Post by ◎Raineigh◎ on Apr 4, 2010 3:17:11 GMT -6
~One Sky, One Destiny~
I have been known as many things throughout my life, countless mortal names that many I can no longer recall. I have mothered family after family, only to fade into the wind and start anew. They wouldn't know me if they saw me now, though there are many who are long dead. I will not be granted the one thing that gives a life meaning...because I am that thing.
Some people refer to me as Death, but I'm simply only Death's inventor.
You may call me Rajani. I give your life meaning.
When the mortals were first for this world, they existed, but they did not truly live. They had no end, knew nothing of even the word, and so would go on their time doing things habitually, never seeing a reason to step outside their routines. They were mundane, useless, and spiritually broken. Their sparks would fade, even as they passed life on to another of their own. The realm began to buckle under their strain...their sheer numbers.
So it was I who wondered what would happen if they continued to multiply, and why they needed to procreate at all. To create more is a mark of survival, but when one does not need to fight for it, then what use is such a primal instinct?

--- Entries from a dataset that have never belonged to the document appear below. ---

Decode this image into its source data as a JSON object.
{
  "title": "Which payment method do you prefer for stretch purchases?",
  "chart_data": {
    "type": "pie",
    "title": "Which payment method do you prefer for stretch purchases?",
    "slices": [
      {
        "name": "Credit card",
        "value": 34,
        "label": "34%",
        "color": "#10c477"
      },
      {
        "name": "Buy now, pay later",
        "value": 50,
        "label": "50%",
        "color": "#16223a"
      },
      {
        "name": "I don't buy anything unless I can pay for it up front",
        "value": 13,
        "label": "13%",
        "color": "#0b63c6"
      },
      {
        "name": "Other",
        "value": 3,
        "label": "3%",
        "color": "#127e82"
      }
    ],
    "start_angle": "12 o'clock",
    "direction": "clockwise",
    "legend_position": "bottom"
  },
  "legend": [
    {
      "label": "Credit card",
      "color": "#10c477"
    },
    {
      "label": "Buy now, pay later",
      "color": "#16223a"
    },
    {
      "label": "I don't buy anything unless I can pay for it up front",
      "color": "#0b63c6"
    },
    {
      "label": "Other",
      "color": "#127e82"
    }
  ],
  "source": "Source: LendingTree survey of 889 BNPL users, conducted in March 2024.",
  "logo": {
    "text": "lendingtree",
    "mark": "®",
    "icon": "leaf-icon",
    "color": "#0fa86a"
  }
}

My operation came in stages, the first being sickness. Illness fell over people who had never before known what germ, nor cold, nor flu were. Their bodies reacted instinctively, in the way they were created, started to fight and strive to beat what was bringing them down. Finally, their shells had a purpose for being. With uncertainty of what was happening, it sprang their communities into an uproar. They had to look for ways to protect against these plagues.
The next stage held drought and famine. Suddenly, their crops began to fail, their resources shrank, and they were left to fend on their own. Their weak shells became sick on their own accord, and together the realm came together to question what was happening, why, and tried to find how to stop it. But their answers did not come soon enough, and with that, a finality came.
Death.
When the first one died, they held onto them, waited for them to wake, continued to speak to them as if they were still with them. Their soul had departed though, waiting for their next turn of life. Reincarnation. Without the means to keep the body going, the soul departed. Without the soul, the body lost it's need to stay together, and decomposition came. But with decomposition, tinier, less significant creatures and things could strive. They were given something to live on. With the soul departed from the body, another empty shell could be brought into the world. Recycled.
I gave balance. I gave meaning. I gave a way for this circle to stay infinite.
With the deaths that came to pass, each brought another individual reason for the others to fight. They fought because they were scared, they fought because they loved them, they fought because it suddenly became all they could do. For whatever reason, they realized they had to step outside their routines, to live each day like it may not come at all, and their lives suddenly had meaning.
Because only in death, could they find it.
I have been known as many things throughout my life, countless mortal names that many I can no longer recall. I have mothered family after family, only to fade into the wind and start anew. They wouldn't know me if they saw me now, though there are many who are long dead. I will not be granted the one thing that gives a life meaning...because I am that thing.
Some people refer to me as Death, but I'm simply only Death's inventor.
You may call me Rajani. I give your life meaning.
When the mortals were first for this world, they existed, but they did not truly live. They had no end, knew nothing of even the word, and so would go on their time doing things habitually, never seeing a reason to step outside their routines. They were mundane, useless, and spiritually broken. Their sparks would fade, even as they passed life on to another of their own. The realm began to buckle under their strain...their sheer numbers.
So it was I who wondered what would happen if they continued to multiply, and why they needed to procreate at all. To create more is a mark of survival, but when one does not need to fight for it, then what use is such a primal instinct?
My operation came in stages, the first being sickness. Illness fell over people who had never before known what germ, nor cold, nor flu were. Their bodies reacted instinctively, in the way they were created, started to fight and strive to beat what was bringing them down. Finally, their shells had a purpose for being. With uncertainty of what was happening, it sprang their communities into an uproar. They had to look for ways to protect against these plagues.
The next stage held drought and famine. Suddenly, their crops began to fail, their resources shrank, and they were left to fend on their own. Their weak shells became sick on their own accord, and together the realm came together to question what was happening, why, and tried to find how to stop it. But their answers did not come soon enough, and with that, a finality came.
Death.
When the first one died, they held onto them, waited for them to wake, continued to speak to them as if they were still with them. Their soul had departed though, waiting for their next turn of life. Reincarnation. Without the means to keep the body going, the soul departed. Without the soul, the body lost it's need to stay together, and decomposition came. But with decomposition, tinier, less significant creatures and things could strive. They were given something to live on. With the soul departed from the body, another empty shell could be brought into the world. Recycled.
I gave balance. I gave meaning. I gave a way for this circle to stay infinite.
With the deaths that came to pass, each brought another individual reason for the others to fight. They fought because they were scared, they fought because they loved them, they fought because it suddenly became all they could do. For whatever reason, they realized they had to step outside their routines, to live each day like it may not come at all, and their lives suddenly had meaning.
Because only in death, could they find it.